For dogs with severe anxiety, veterinarians sometimes prescribe both medications at once. This combination is well-studied in at least one context: researchers gave dogs gabapentin (20 mg/kg) and trazodone (8 mg/kg) two hours before anesthesia and found the combination significantly reduced the amount of anesthetic gas needed, with no meaningful changes in heart function or blood pressure. Heart rate decreased slightly but stayed within normal limits.

This combination approach is increasingly common for high-stress situations like vet visits, grooming, or travel in dogs that don’t respond well enough to either drug alone.
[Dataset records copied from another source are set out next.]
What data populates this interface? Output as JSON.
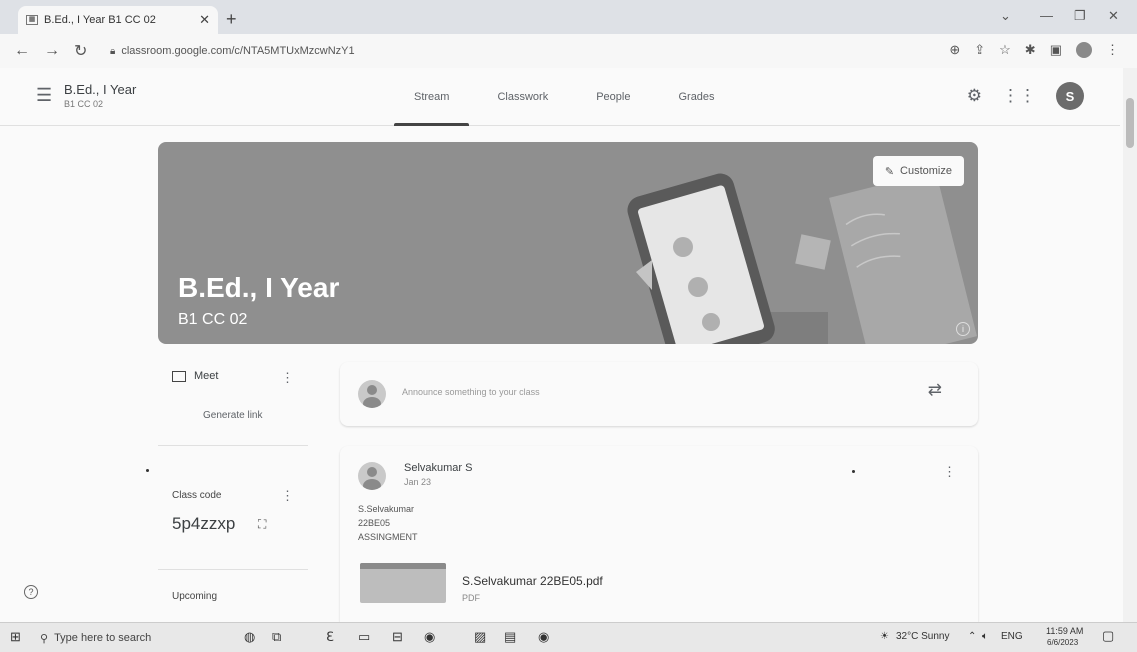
{
  "browser": {
    "tab_title": "B.Ed., I Year B1 CC 02",
    "url": "classroom.google.com/c/NTA5MTUxMzcwNzY1"
  },
  "appbar": {
    "class_name": "B.Ed., I Year",
    "class_section": "B1 CC 02",
    "tabs": [
      "Stream",
      "Classwork",
      "People",
      "Grades"
    ],
    "active_tab": "Stream",
    "user_initial": "S"
  },
  "banner": {
    "title": "B.Ed., I Year",
    "subtitle": "B1 CC 02",
    "customize_label": "Customize"
  },
  "meet": {
    "label": "Meet",
    "generate_link": "Generate link"
  },
  "class_code": {
    "label": "Class code",
    "code": "5p4zzxp"
  },
  "upcoming": {
    "label": "Upcoming"
  },
  "announce": {
    "placeholder": "Announce something to your class"
  },
  "post": {
    "author": "Selvakumar S",
    "date": "Jan 23",
    "body_lines": [
      "S.Selvakumar",
      "22BE05",
      "ASSINGMENT"
    ],
    "attachment_name": "S.Selvakumar 22BE05.pdf",
    "attachment_type": "PDF"
  },
  "taskbar": {
    "search_placeholder": "Type here to search",
    "weather": "32°C Sunny",
    "language": "ENG",
    "time": "11:59 AM",
    "date": "6/6/2023"
  },
  "colors": {
    "banner": "#8f8f8f",
    "background": "#fafafa",
    "accent": "#444444"
  }
}
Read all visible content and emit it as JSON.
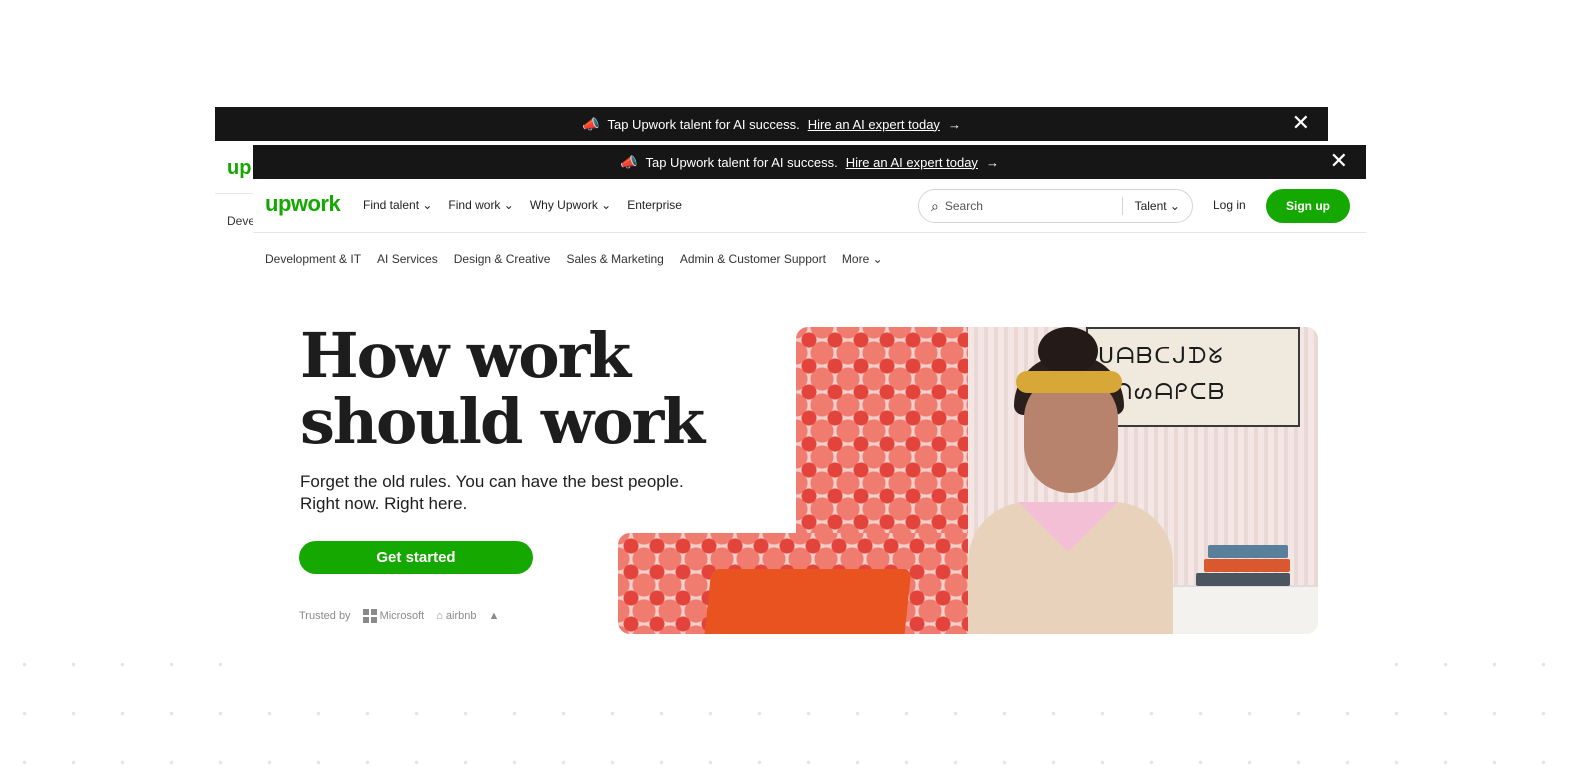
{
  "banner": {
    "text": "Tap Upwork talent for AI success.",
    "link": "Hire an AI expert today",
    "arrow": "→",
    "close_icon": "close-icon",
    "megaphone_icon": "megaphone-icon"
  },
  "back_frame": {
    "logo_peek": "up",
    "category_peek": "Deve"
  },
  "nav": {
    "logo": "upwork",
    "links": [
      "Find talent ⌄",
      "Find work ⌄",
      "Why Upwork ⌄",
      "Enterprise"
    ],
    "search_placeholder": "Search",
    "search_scope": "Talent ⌄",
    "login": "Log in",
    "signup": "Sign up"
  },
  "categories": [
    "Development & IT",
    "AI Services",
    "Design & Creative",
    "Sales & Marketing",
    "Admin & Customer Support",
    "More ⌄"
  ],
  "hero": {
    "title_line1": "How work",
    "title_line2": "should work",
    "subtitle_line1": "Forget the old rules. You can have the best people.",
    "subtitle_line2": "Right now. Right here.",
    "cta": "Get started",
    "trusted_by": "Trusted by",
    "brands": [
      "Microsoft",
      "airbnb"
    ]
  },
  "colors": {
    "brand_green": "#14a800",
    "banner_bg": "#161616"
  }
}
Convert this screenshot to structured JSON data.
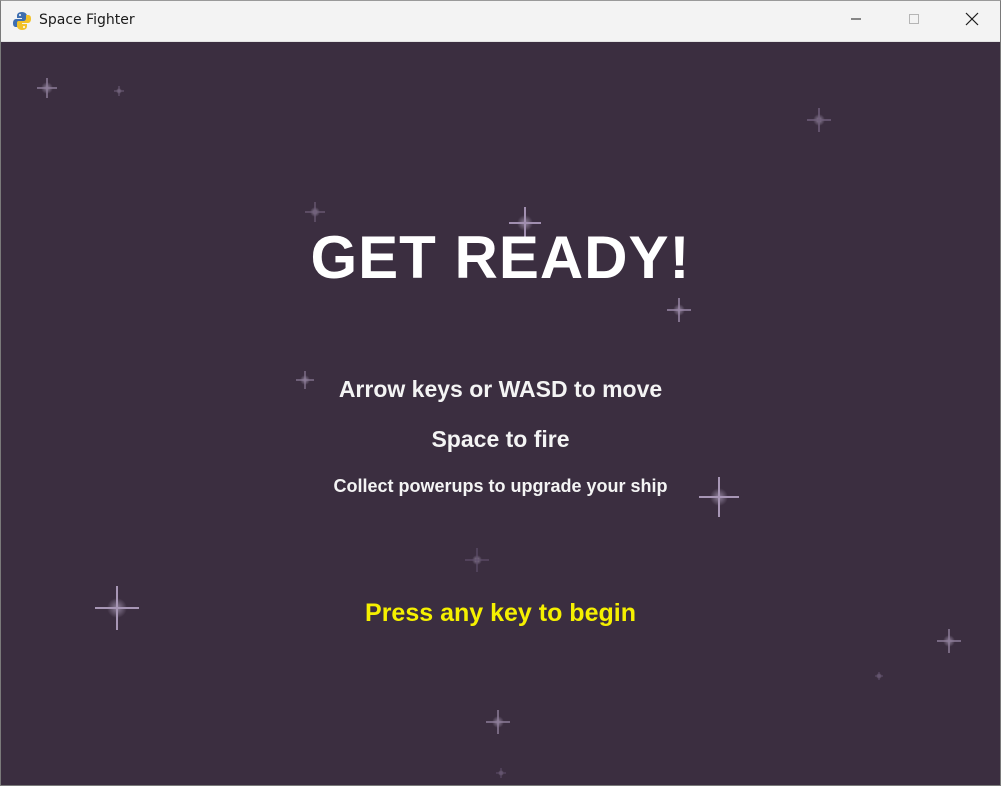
{
  "window": {
    "title": "Space Fighter",
    "app_icon": "pygame-snake-icon",
    "controls": {
      "minimize_icon": "minimize-icon",
      "maximize_icon": "maximize-icon",
      "close_icon": "close-icon"
    }
  },
  "game": {
    "background_color": "#3b2e40",
    "headline": "GET READY!",
    "instructions": [
      "Arrow keys or WASD to move",
      "Space to fire",
      "Collect powerups to upgrade your ship"
    ],
    "prompt": "Press any key to begin",
    "prompt_color": "#f5f000"
  }
}
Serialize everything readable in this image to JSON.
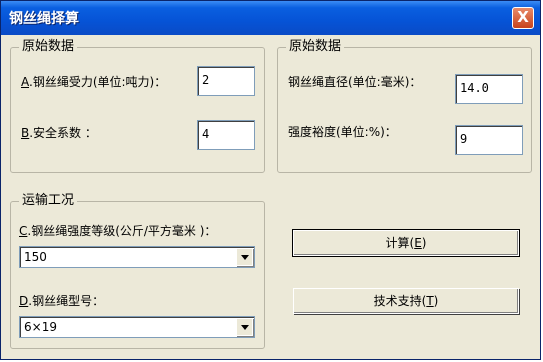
{
  "window": {
    "title": "钢丝绳择算",
    "close_label": "X"
  },
  "group_left": {
    "legend": "原始数据",
    "force": {
      "letter": "A",
      "label": ".钢丝绳受力(单位:吨力)：",
      "value": "2"
    },
    "safety": {
      "letter": "B",
      "label": ".安全系数 ：",
      "value": "4"
    }
  },
  "group_right": {
    "legend": "原始数据",
    "diameter": {
      "label": "钢丝绳直径(单位:毫米)：",
      "value": "14.0"
    },
    "margin": {
      "label": "强度裕度(单位:%)：",
      "value": "9"
    }
  },
  "group_transport": {
    "legend": "运输工况",
    "grade": {
      "letter": "C",
      "label": ".钢丝绳强度等级(公斤/平方毫米 )：",
      "selected": "150"
    },
    "model": {
      "letter": "D",
      "label": ".钢丝绳型号：",
      "selected": "6×19"
    }
  },
  "buttons": {
    "calc": {
      "label": "计算(",
      "key": "E",
      "suffix": ")"
    },
    "support": {
      "label": "技术支持(",
      "key": "T",
      "suffix": ")"
    }
  }
}
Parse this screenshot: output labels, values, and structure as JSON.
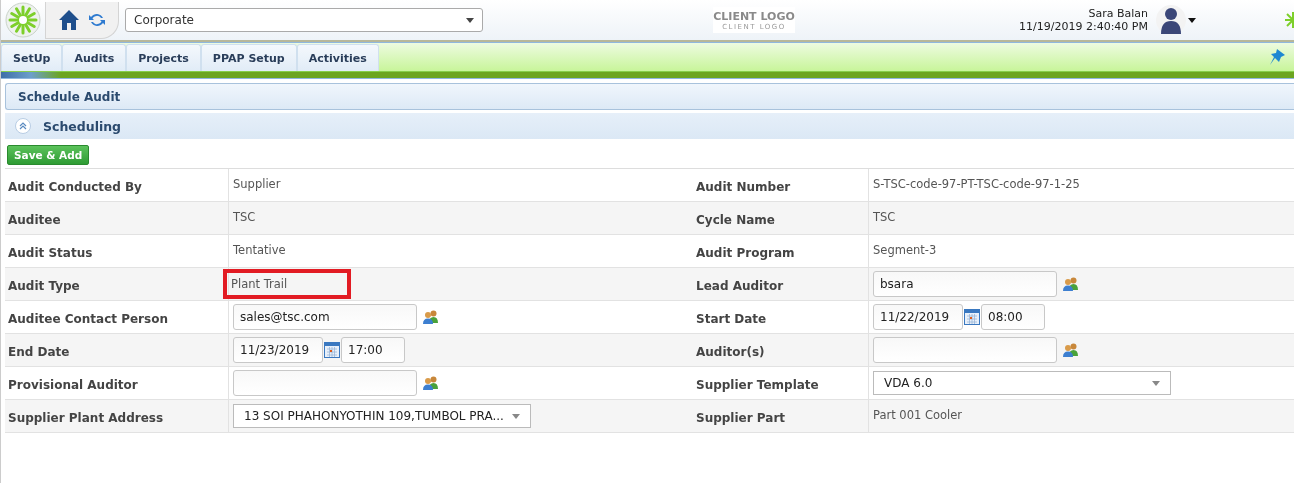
{
  "header": {
    "company_select": "Corporate",
    "client_logo": {
      "title": "CLIENT LOGO",
      "subtitle": "CLIENT LOGO"
    },
    "user": {
      "name": "Sara Balan",
      "datetime": "11/19/2019 2:40:40 PM"
    }
  },
  "tabs": [
    {
      "label": "SetUp",
      "selected": false
    },
    {
      "label": "Audits",
      "selected": false
    },
    {
      "label": "Projects",
      "selected": false
    },
    {
      "label": "PPAP Setup",
      "selected": false
    },
    {
      "label": "Activities",
      "selected": false
    }
  ],
  "page_title": "Schedule Audit",
  "section": {
    "title": "Scheduling",
    "expanded": true
  },
  "save_button": "Save & Add",
  "rows": [
    {
      "left": {
        "label": "Audit Conducted By",
        "kind": "text",
        "value": "Supplier"
      },
      "right": {
        "label": "Audit Number",
        "kind": "text",
        "value": "S-TSC-code-97-PT-TSC-code-97-1-25"
      }
    },
    {
      "left": {
        "label": "Auditee",
        "kind": "text",
        "value": "TSC"
      },
      "right": {
        "label": "Cycle Name",
        "kind": "text",
        "value": "TSC"
      }
    },
    {
      "left": {
        "label": "Audit Status",
        "kind": "text",
        "value": "Tentative"
      },
      "right": {
        "label": "Audit Program",
        "kind": "text",
        "value": "Segment-3"
      }
    },
    {
      "left": {
        "label": "Audit Type",
        "kind": "text",
        "value": "Plant Trail",
        "highlighted": true
      },
      "right": {
        "label": "Lead Auditor",
        "kind": "input",
        "value": "bsara"
      }
    },
    {
      "left": {
        "label": "Auditee Contact Person",
        "kind": "input",
        "value": "sales@tsc.com"
      },
      "right": {
        "label": "Start Date",
        "kind": "date",
        "date": "11/22/2019",
        "time": "08:00"
      }
    },
    {
      "left": {
        "label": "End Date",
        "kind": "date",
        "date": "11/23/2019",
        "time": "17:00"
      },
      "right": {
        "label": "Auditor(s)",
        "kind": "input"
      }
    },
    {
      "left": {
        "label": "Provisional Auditor",
        "kind": "input"
      },
      "right": {
        "label": "Supplier Template",
        "kind": "select",
        "value": "VDA 6.0"
      }
    },
    {
      "left": {
        "label": "Supplier Plant Address",
        "kind": "select",
        "value": "13 SOI PHAHONYOTHIN 109,TUMBOL PRA..."
      },
      "right": {
        "label": "Supplier Part",
        "kind": "text",
        "value": "Part 001 Cooler"
      }
    }
  ]
}
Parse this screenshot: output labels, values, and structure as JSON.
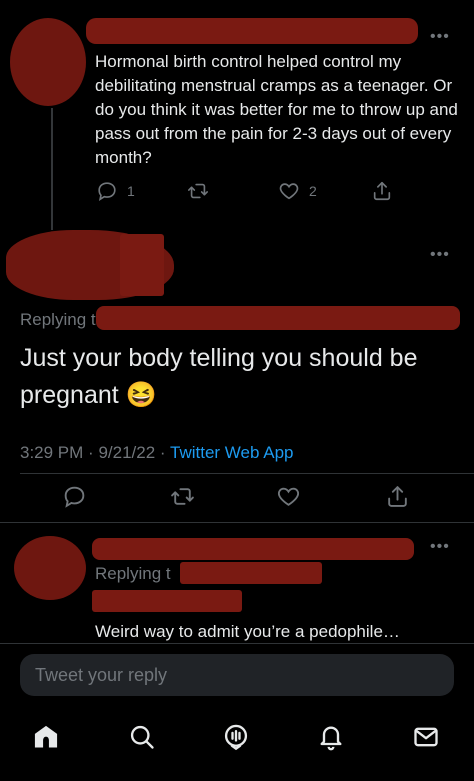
{
  "tweet1": {
    "more_label": "•••",
    "text": "Hormonal birth control helped control my debilitating menstrual cramps as a teenager. Or do you think it was better for me to throw up and pass out from the pain for 2-3 days out of every month?",
    "reply_count": "1",
    "like_count": "2"
  },
  "main_tweet": {
    "more_label": "•••",
    "replying_prefix": "Replying to",
    "text": "Just your body telling you should be pregnant 😆",
    "time": "3:29 PM",
    "date": "9/21/22",
    "separator": "·",
    "source": "Twitter Web App"
  },
  "reply_tweet": {
    "more_label": "•••",
    "replying_prefix": "Replying t",
    "text": "Weird way to admit you’re a pedophile…"
  },
  "composer": {
    "placeholder": "Tweet your reply"
  },
  "colors": {
    "background": "#000000",
    "text": "#e7e9ea",
    "muted": "#71767b",
    "link": "#1d9bf0",
    "redaction": "#7a1a12"
  },
  "icons": [
    "reply-icon",
    "retweet-icon",
    "like-icon",
    "share-icon",
    "home-icon",
    "search-icon",
    "spaces-icon",
    "notifications-icon",
    "messages-icon"
  ]
}
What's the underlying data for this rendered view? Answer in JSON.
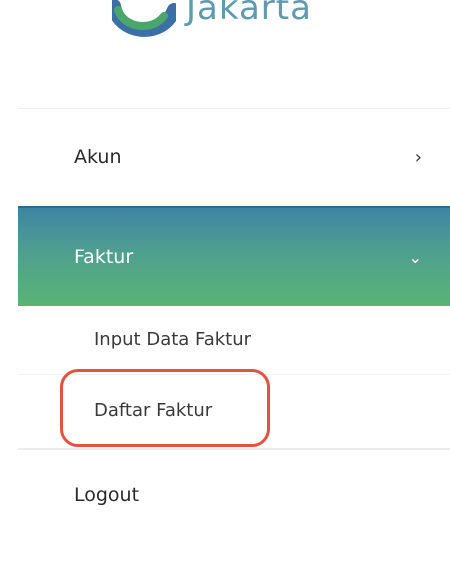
{
  "brand": {
    "name": "Jakarta",
    "logo_icon": "jakarta-logo-icon"
  },
  "menu": {
    "items": [
      {
        "label": "Akun",
        "chevron": "›",
        "expanded": false
      },
      {
        "label": "Faktur",
        "chevron": "⌄",
        "expanded": true,
        "children": [
          {
            "label": "Input Data Faktur"
          },
          {
            "label": "Daftar Faktur"
          }
        ]
      },
      {
        "label": "Logout"
      }
    ]
  },
  "colors": {
    "active_gradient_top": "#3e84a4",
    "active_gradient_bottom": "#59b474",
    "highlight": "#e4533f"
  }
}
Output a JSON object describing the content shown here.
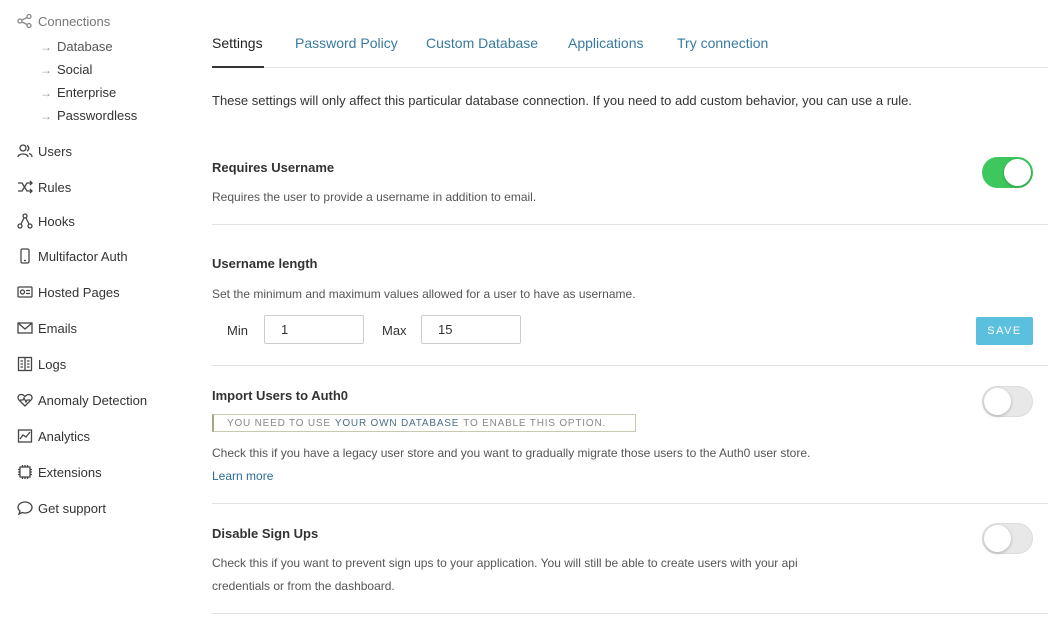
{
  "sidebar": {
    "connections": "Connections",
    "sub_items": [
      {
        "label": "Database"
      },
      {
        "label": "Social"
      },
      {
        "label": "Enterprise"
      },
      {
        "label": "Passwordless"
      }
    ],
    "items": [
      {
        "label": "Users",
        "icon": "users-icon"
      },
      {
        "label": "Rules",
        "icon": "rules-icon"
      },
      {
        "label": "Hooks",
        "icon": "hooks-icon"
      },
      {
        "label": "Multifactor Auth",
        "icon": "phone-icon"
      },
      {
        "label": "Hosted Pages",
        "icon": "hosted-pages-icon"
      },
      {
        "label": "Emails",
        "icon": "mail-icon"
      },
      {
        "label": "Logs",
        "icon": "logs-icon"
      },
      {
        "label": "Anomaly Detection",
        "icon": "heart-icon"
      },
      {
        "label": "Analytics",
        "icon": "analytics-icon"
      },
      {
        "label": "Extensions",
        "icon": "chip-icon"
      },
      {
        "label": "Get support",
        "icon": "chat-icon"
      }
    ]
  },
  "tabs": [
    {
      "label": "Settings",
      "active": true
    },
    {
      "label": "Password Policy"
    },
    {
      "label": "Custom Database"
    },
    {
      "label": "Applications"
    },
    {
      "label": "Try connection"
    }
  ],
  "intro": "These settings will only affect this particular database connection. If you need to add custom behavior, you can use a rule.",
  "requires_username": {
    "title": "Requires Username",
    "desc": "Requires the user to provide a username in addition to email.",
    "enabled": true
  },
  "username_length": {
    "title": "Username length",
    "desc": "Set the minimum and maximum values allowed for a user to have as username.",
    "min_label": "Min",
    "min_value": "1",
    "max_label": "Max",
    "max_value": "15",
    "save_label": "SAVE"
  },
  "import_users": {
    "title": "Import Users to Auth0",
    "notice_pre": "YOU NEED TO USE",
    "notice_highlight": "YOUR OWN DATABASE",
    "notice_post": "TO ENABLE THIS OPTION.",
    "desc": "Check this if you have a legacy user store and you want to gradually migrate those users to the Auth0 user store.",
    "learn_more": "Learn more",
    "enabled": false
  },
  "disable_signups": {
    "title": "Disable Sign Ups",
    "desc_line1": "Check this if you want to prevent sign ups to your application. You will still be able to create users with your api",
    "desc_line2": "credentials or from the dashboard.",
    "enabled": false
  },
  "colors": {
    "toggle_on": "#3ec75d",
    "save_button": "#5bc0de",
    "tab_link": "#3a7aa0"
  }
}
The two medications work through different brain pathways, so they complement rather than simply double each other’s effects.

How Doses Compare

Both medications have wide dose ranges, which gives your vet room to start low and adjust upward based on your dog’s response.

  • Trazodone: Typically starts around 3.5 mg/kg and can go up to 7 to 10 mg/kg, given every 8 to 12 hours depending on the situation.
  • Gabapentin: For behavioral use, ranges from 5 to 30 mg/kg up to three times daily for ongoing management. For a single stressful event, doses as high as 30 to 60 mg/kg have been used one to two hours beforehand. Studies on storm phobia used 25 to 30 mg/kg as a single dose.

Both are given by mouth and can be started at home before an event. The key difference in timing: trazodone kicks in within about 35 to 45 minutes, while gabapentin is usually given 90 minutes to two hours ahead for full effect.

Which One to Try First

If your dog’s anxiety is purely situational (vet visits, car rides, thunderstorms) and there’s no pain component, trazodone is often the first choice simply because it has more published data behind it and a faster onset. If your dog is older, has joint pain, or you suspect discomfort is fueling the anxious behavior, gabapentin offers the advantage of treating both problems simultaneously. For dogs that don’t respond adequately to either one alone, the combination is a well-supported next step. Individual response varies widely between dogs, so finding the right medication sometimes involves trial and error under veterinary guidance.